In this case the court quoted the key quotations of Baroness Hale from Re J. They include these:

i) “any court which is determining any question with respect to the upbringing of a child has had a statutory duty to regard the welfare of the child as its paramount consideration”
ii) “There is no warrant either in statute or authority, for the principles of The Hague Convention to be extended to countries which are not parties to it.”
iii) “…in all non-Convention cases, the courts have consistently held that they must act in accordance with the welfare of the individual child. If they do decide to return the child, that is because it is in his best interests to do so, not because the welfare principle has been superseded by other considerations.”
iv) “…the court does have power, in accordance with the welfare principle to order the immediate return of a child to a foreign jurisdiction without conducting a full investigation of the merits.”
v) “Summary return should not be the automatic reaction to any or every unauthorised taking or keeping a child from his home country. On the other hand, summary return may very well be in the best interests of the individual child.”
vi) “In a case where the choice lies between deciding the question here or deciding it in a foreign country, differences between the legal systems cannot be irrelevant. But their relevance will depend upon the facts of the individual case. If there is a genuine issue between the parents as to whether it is in the best interests of the child to live in this country or elsewhere, it must be relevant whether that issue is capable of being tried in the courts of the country to which he is to be returned.”

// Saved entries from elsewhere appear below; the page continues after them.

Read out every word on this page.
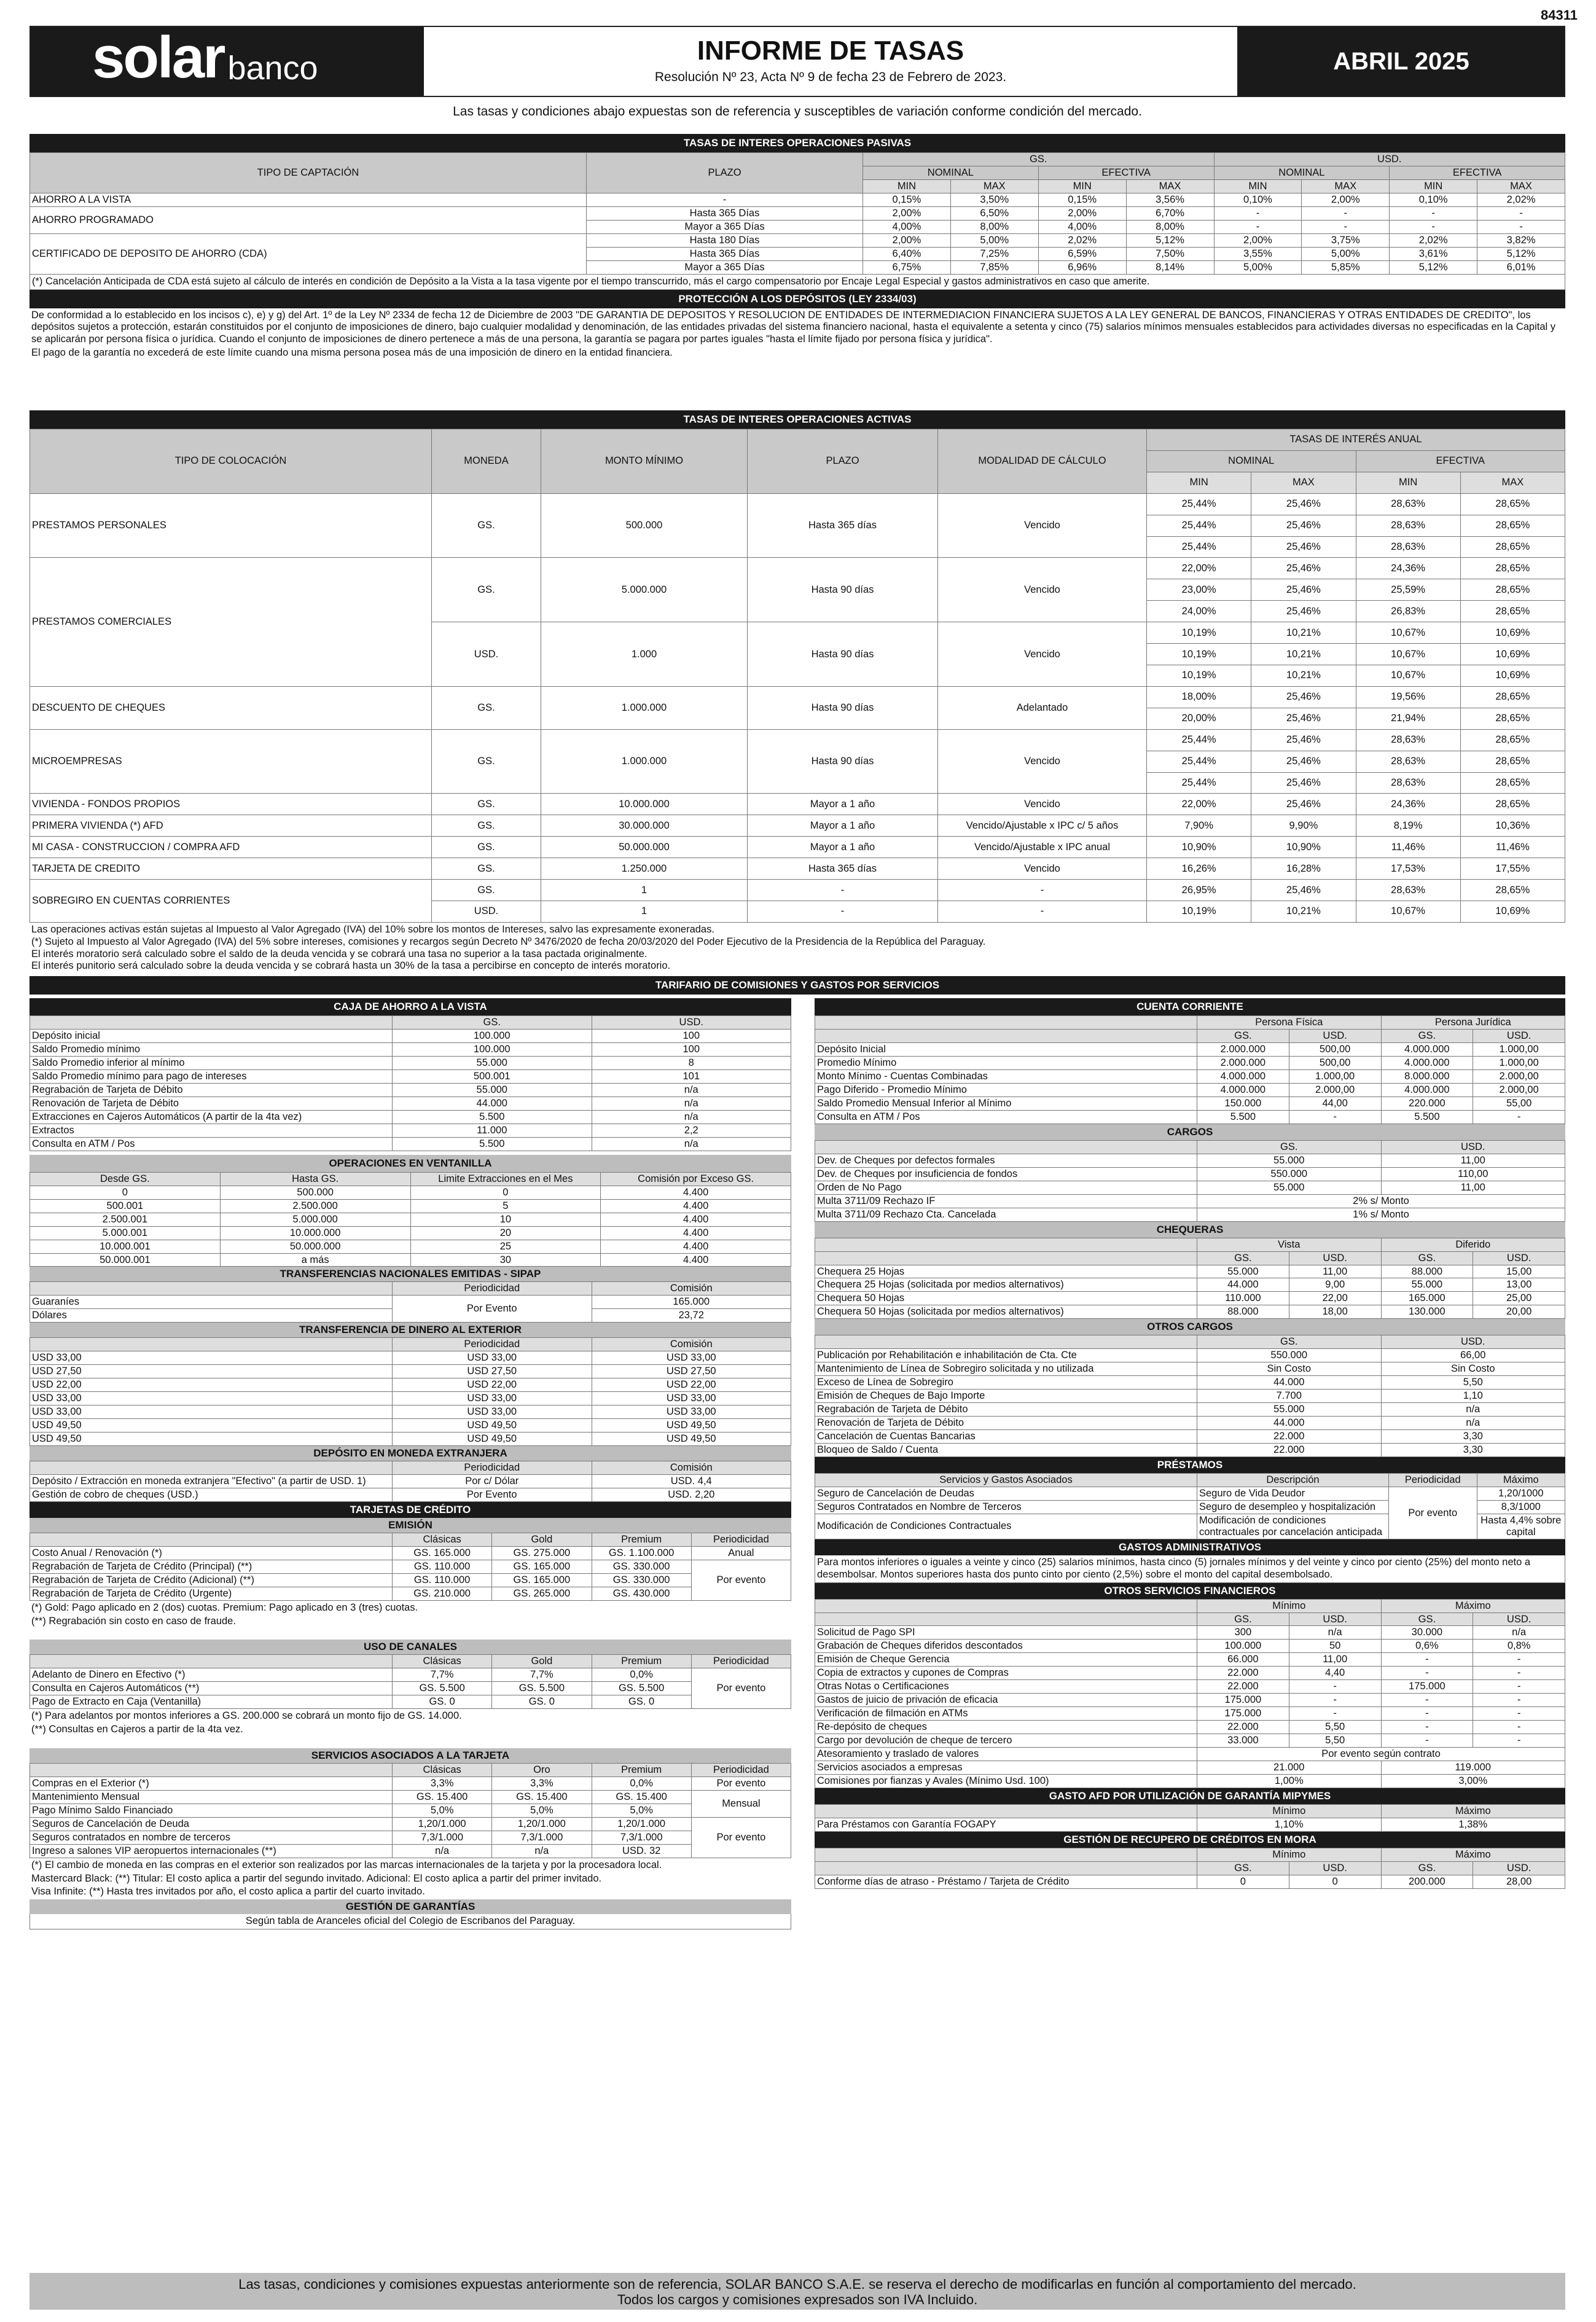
84311
solar banco	INFORME DE TASAS
Resolución Nº 23, Acta Nº 9 de fecha 23 de Febrero de 2023.
ABRIL 2025
Las tasas y condiciones abajo expuestas son de referencia y susceptibles de variación conforme condición del mercado.
TASAS DE INTERES OPERACIONES PASIVAS
TIPO DE CAPTACIÓN	PLAZO	GS.				USD.			
		NOMINAL		EFECTIVA		NOMINAL		EFECTIVA	
		MIN	MAX	MIN	MAX	MIN	MAX	MIN	MAX
AHORRO A LA VISTA	-	0,15%	3,50%	0,15%	3,56%	0,10%	2,00%	0,10%	2,02%
AHORRO PROGRAMADO	Hasta 365 Días	2,00%	6,50%	2,00%	6,70%	-	-	-	-
	Mayor a 365 Días	4,00%	8,00%	4,00%	8,00%	-	-	-	-
CERTIFICADO DE DEPOSITO DE AHORRO (CDA)	Hasta 180 Días	2,00%	5,00%	2,02%	5,12%	2,00%	3,75%	2,02%	3,82%
	Hasta 365 Días	6,40%	7,25%	6,59%	7,50%	3,55%	5,00%	3,61%	5,12%
	Mayor a 365 Días	6,75%	7,85%	6,96%	8,14%	5,00%	5,85%	5,12%	6,01%
(*) Cancelación Anticipada de CDA está sujeto al cálculo de interés en condición de Depósito a la Vista a la tasa vigente por el tiempo transcurrido, más el cargo compensatorio por Encaje Legal Especial y gastos administrativos en caso que amerite.
PROTECCIÓN A LOS DEPÓSITOS (LEY 2334/03)
De conformidad a lo establecido en los incisos c), e) y g) del Art. 1º de la Ley Nº 2334 de fecha 12 de Diciembre de 2003 "DE GARANTIA DE DEPOSITOS Y RESOLUCION DE ENTIDADES DE INTERMEDIACION FINANCIERA SUJETOS A LA LEY GENERAL DE BANCOS, FINANCIERAS Y OTRAS ENTIDADES DE CREDITO", los depósitos sujetos a protección, estarán constituidos por el conjunto de imposiciones de dinero, bajo cualquier modalidad y denominación, de las entidades privadas del sistema financiero nacional, hasta el equivalente a setenta y cinco (75) salarios mínimos mensuales establecidos para actividades diversas no especificadas en la Capital y se aplicarán por persona física o jurídica. Cuando el conjunto de imposiciones de dinero pertenece a más de una persona, la garantía se pagara por partes iguales "hasta el límite fijado por persona física y jurídica".
El pago de la garantía no excederá de este límite cuando una misma persona posea más de una imposición de dinero en la entidad financiera.
TASAS DE INTERES OPERACIONES ACTIVAS
TIPO DE COLOCACIÓN	MONEDA	MONTO MÍNIMO	PLAZO	MODALIDAD DE CÁLCULO	TASAS DE INTERÉS ANUAL			
					NOMINAL		EFECTIVA	
					MIN	MAX	MIN	MAX
PRESTAMOS PERSONALES	GS.	500.000	Hasta 365 días	Vencido	25,44%	25,46%	28,63%	28,65%
					25,44%	25,46%	28,63%	28,65%
					25,44%	25,46%	28,63%	28,65%
PRESTAMOS COMERCIALES	GS.	5.000.000	Hasta 90 días	Vencido	22,00%	25,46%	24,36%	28,65%
					23,00%	25,46%	25,59%	28,65%
					24,00%	25,46%	26,83%	28,65%
	USD.	1.000	Hasta 90 días	Vencido	10,19%	10,21%	10,67%	10,69%
					10,19%	10,21%	10,67%	10,69%
					10,19%	10,21%	10,67%	10,69%
DESCUENTO DE CHEQUES	GS.	1.000.000	Hasta 90 días	Adelantado	18,00%	25,46%	19,56%	28,65%
					20,00%	25,46%	21,94%	28,65%
MICROEMPRESAS	GS.	1.000.000	Hasta 90 días	Vencido	25,44%	25,46%	28,63%	28,65%
					25,44%	25,46%	28,63%	28,65%
					25,44%	25,46%	28,63%	28,65%
VIVIENDA - FONDOS PROPIOS	GS.	10.000.000	Mayor a 1 año	Vencido	22,00%	25,46%	24,36%	28,65%
PRIMERA VIVIENDA (*) AFD	GS.	30.000.000	Mayor a 1 año	Vencido/Ajustable x IPC c/ 5 años	7,90%	9,90%	8,19%	10,36%
MI CASA - CONSTRUCCION / COMPRA AFD	GS.	50.000.000	Mayor a 1 año	Vencido/Ajustable x IPC anual	10,90%	10,90%	11,46%	11,46%
TARJETA DE CREDITO	GS.	1.250.000	Hasta 365 días	Vencido	16,26%	16,28%	17,53%	17,55%
SOBREGIRO EN CUENTAS CORRIENTES	GS.	1	-	-	26,95%	25,46%	28,63%	28,65%
	USD.	1	-	-	10,19%	10,21%	10,67%	10,69%
Las operaciones activas están sujetas al Impuesto al Valor Agregado (IVA) del 10% sobre los montos de Intereses, salvo las expresamente exoneradas.
(*) Sujeto al Impuesto al Valor Agregado (IVA) del 5% sobre intereses, comisiones y recargos según Decreto Nº 3476/2020 de fecha 20/03/2020 del Poder Ejecutivo de la Presidencia de la República del Paraguay.
El interés moratorio será calculado sobre el saldo de la deuda vencida y se cobrará una tasa no superior a la tasa pactada originalmente.
El interés punitorio será calculado sobre la deuda vencida y se cobrará hasta un 30% de la tasa a percibirse en concepto de interés moratorio.
TARIFARIO DE COMISIONES Y GASTOS POR SERVICIOS
CAJA DE AHORRO A LA VISTA
	GS.	USD.
Depósito inicial	100.000	100
Saldo Promedio mínimo	100.000	100
Saldo Promedio inferior al mínimo	55.000	8
Saldo Promedio mínimo para pago de intereses	500.001	101
Regrabación de Tarjeta de Débito	55.000	n/a
Renovación de Tarjeta de Débito	44.000	n/a
Extracciones en Cajeros Automáticos (A partir de la 4ta vez)	5.500	n/a
Extractos	11.000	2,2
Consulta en ATM / Pos	5.500	n/a
OPERACIONES EN VENTANILLA
Desde GS.	Hasta GS.	Limite Extracciones en el Mes	Comisión por Exceso GS.
0	500.000	0	4.400
500.001	2.500.000	5	4.400
2.500.001	5.000.000	10	4.400
5.000.001	10.000.000	20	4.400
10.000.001	50.000.000	25	4.400
50.000.001	a más	30	4.400
TRANSFERENCIAS NACIONALES EMITIDAS - SIPAP
	Periodicidad	Comisión
Guaraníes	Por Evento	165.000
Dólares		23,72
TRANSFERENCIA DE DINERO AL EXTERIOR
	Periodicidad	Comisión
USD 33,00	USD 33,00	USD 33,00
USD 27,50	USD 27,50	USD 27,50
USD 22,00	USD 22,00	USD 22,00
USD 33,00	USD 33,00	USD 33,00
USD 33,00	USD 33,00	USD 33,00
USD 49,50	USD 49,50	USD 49,50
USD 49,50	USD 49,50	USD 49,50
DEPÓSITO EN MONEDA EXTRANJERA
	Periodicidad	Comisión
Depósito / Extracción en moneda extranjera "Efectivo" (a partir de USD. 1)	Por c/ Dólar	USD. 4,4
Gestión de cobro de cheques (USD.)	Por Evento	USD. 2,20
TARJETAS DE CRÉDITO
EMISIÓN
	Clásicas	Gold	Premium	Periodicidad
Costo Anual / Renovación (*)	GS. 165.000	GS. 275.000	GS. 1.100.000	Anual
Regrabación de Tarjeta de Crédito (Principal) (**)	GS. 110.000	GS. 165.000	GS. 330.000	Por evento
Regrabación de Tarjeta de Crédito (Adicional) (**)	GS. 110.000	GS. 165.000	GS. 330.000	
Regrabación de Tarjeta de Crédito (Urgente)	GS. 210.000	GS. 265.000	GS. 430.000	
(*) Gold: Pago aplicado en 2 (dos) cuotas. Premium: Pago aplicado en 3 (tres) cuotas.
(**) Regrabación sin costo en caso de fraude.
USO DE CANALES
	Clásicas	Gold	Premium	Periodicidad
Adelanto de Dinero en Efectivo (*)	7,7%	7,7%	0,0%	Por evento
Consulta en Cajeros Automáticos (**)	GS. 5.500	GS. 5.500	GS. 5.500	
Pago de Extracto en Caja (Ventanilla)	GS. 0	GS. 0	GS. 0	
(*) Para adelantos por montos inferiores a GS. 200.000 se cobrará un monto fijo de GS. 14.000.
(**) Consultas en Cajeros a partir de la 4ta vez.
SERVICIOS ASOCIADOS A LA TARJETA
	Clásicas	Oro	Premium	Periodicidad
Compras en el Exterior (*)	3,3%	3,3%	0,0%	Por evento
Mantenimiento Mensual	GS. 15.400	GS. 15.400	GS. 15.400	Mensual
Pago Mínimo Saldo Financiado	5,0%	5,0%	5,0%	
Seguros de Cancelación de Deuda	1,20/1.000	1,20/1.000	1,20/1.000	Por evento
Seguros contratados en nombre de terceros	7,3/1.000	7,3/1.000	7,3/1.000	
Ingreso a salones VIP aeropuertos internacionales (**)	n/a	n/a	USD. 32	
(*) El cambio de moneda en las compras en el exterior son realizados por las marcas internacionales de la tarjeta y por la procesadora local.
Mastercard Black: (**) Titular: El costo aplica a partir del segundo invitado. Adicional: El costo aplica a partir del primer invitado.
Visa Infinite: (**) Hasta tres invitados por año, el costo aplica a partir del cuarto invitado.
GESTIÓN DE GARANTÍAS
Según tabla de Aranceles oficial del Colegio de Escribanos del Paraguay.
CUENTA CORRIENTE
	Persona Física		Persona Jurídica	
	GS.	USD.	GS.	USD.
Depósito Inicial	2.000.000	500,00	4.000.000	1.000,00
Promedio Mínimo	2.000.000	500,00	4.000.000	1.000,00
Monto Mínimo - Cuentas Combinadas	4.000.000	1.000,00	8.000.000	2.000,00
Pago Diferido - Promedio Mínimo	4.000.000	2.000,00	4.000.000	2.000,00
Saldo Promedio Mensual Inferior al Mínimo	150.000	44,00	220.000	55,00
Consulta en ATM / Pos	5.500	-	5.500	-
CARGOS
	GS.	USD.
Dev. de Cheques por defectos formales	55.000	11,00
Dev. de Cheques por insuficiencia de fondos	550.000	110,00
Orden de No Pago	55.000	11,00
Multa 3711/09 Rechazo IF	2% s/ Monto	
Multa 3711/09 Rechazo Cta. Cancelada	1% s/ Monto	
CHEQUERAS
	Vista		Diferido	
	GS.	USD.	GS.	USD.
Chequera 25 Hojas	55.000	11,00	88.000	15,00
Chequera 25 Hojas (solicitada por medios alternativos)	44.000	9,00	55.000	13,00
Chequera 50 Hojas	110.000	22,00	165.000	25,00
Chequera 50 Hojas (solicitada por medios alternativos)	88.000	18,00	130.000	20,00
OTROS CARGOS
	GS.	USD.
Publicación por Rehabilitación e inhabilitación de Cta. Cte	550.000	66,00
Mantenimiento de Línea de Sobregiro solicitada y no utilizada	Sin Costo	Sin Costo
Exceso de Línea de Sobregiro	44.000	5,50
Emisión de Cheques de Bajo Importe	7.700	1,10
Regrabación de Tarjeta de Débito	55.000	n/a
Renovación de Tarjeta de Débito	44.000	n/a
Cancelación de Cuentas Bancarias	22.000	3,30
Bloqueo de Saldo / Cuenta	22.000	3,30
PRÉSTAMOS
Servicios y Gastos Asociados	Descripción	Periodicidad	Máximo
Seguro de Cancelación de Deudas	Seguro de Vida Deudor	Por evento	1,20/1000
Seguros Contratados en Nombre de Terceros	Seguro de desempleo y hospitalización		8,3/1000
Modificación de Condiciones Contractuales	Modificación de condiciones contractuales por cancelación anticipada		Hasta 4,4% sobre capital
GASTOS ADMINISTRATIVOS
Para montos inferiores o iguales a veinte y cinco (25) salarios mínimos, hasta cinco (5) jornales mínimos y del veinte y cinco por ciento (25%) del monto neto a desembolsar. Montos superiores hasta dos punto cinto por ciento (2,5%) sobre el monto del capital desembolsado.
OTROS SERVICIOS FINANCIEROS
	Mínimo		Máximo	
	GS.	USD.	GS.	USD.
Solicitud de Pago SPI	300	n/a	30.000	n/a
Grabación de Cheques diferidos descontados	100.000	50	0,6%	0,8%
Emisión de Cheque Gerencia	66.000	11,00	-	-
Copia de extractos y cupones de Compras	22.000	4,40	-	-
Otras Notas o Certificaciones	22.000	-	175.000	-
Gastos de juicio de privación de eficacia	175.000	-	-	-
Verificación de filmación en ATMs	175.000	-	-	-
Re-depósito de cheques	22.000	5,50	-	-
Cargo por devolución de cheque de tercero	33.000	5,50	-	-
Atesoramiento y traslado de valores	Por evento según contrato			
Servicios asociados a empresas	21.000		119.000	
Comisiones por fianzas y Avales (Mínimo Usd. 100)	1,00%		3,00%	
GASTO AFD POR UTILIZACIÓN DE GARANTÍA MIPYMES
	Mínimo	Máximo
Para Préstamos con Garantía FOGAPY	1,10%	1,38%
GESTIÓN DE RECUPERO DE CRÉDITOS EN MORA
	Mínimo		Máximo	
	GS.	USD.	GS.	USD.
Conforme días de atraso - Préstamo / Tarjeta de Crédito	0	0	200.000	28,00
Las tasas, condiciones y comisiones expuestas anteriormente son de referencia, SOLAR BANCO S.A.E. se reserva el derecho de modificarlas en función al comportamiento del mercado.
Todos los cargos y comisiones expresados son IVA Incluido.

This case was “promptly brought” by the father and the court decided on the facts that the child should be summarily returned back to India, having read the Child and Family Assessment in substitution for a Section 7 report, the expert report on Indian law relating to child welfare proceedings, hearing submissions and with the father offering extensive protective measures by way of undertakings. The reasons given in this case included:

a) the child is most closely connected to India having lived there for the last three years and at the time he was only five years old;
b) his culture, religion and ethnicity were rooted deepest in India;
c) he was attending school in India, and
d) it was in his interests that contact with his father be re-established.

The proceedings in J v J commenced in the United Kingdom on 14th July 2021 and concluded on 23rd August 2021. The question has to be asked therefore: would they have concluded quicker if both countries were signatories of the Hague Convention? The answer is perhaps not, bearing in mind these proceedings were concluded in under six weeks, with an order for the child to be returned to India. So far as applications for summary return of a child is concerned, in my opinion it does not matter if the country to which the parent is seeking return to, is a signatory of the Hague Convention or not.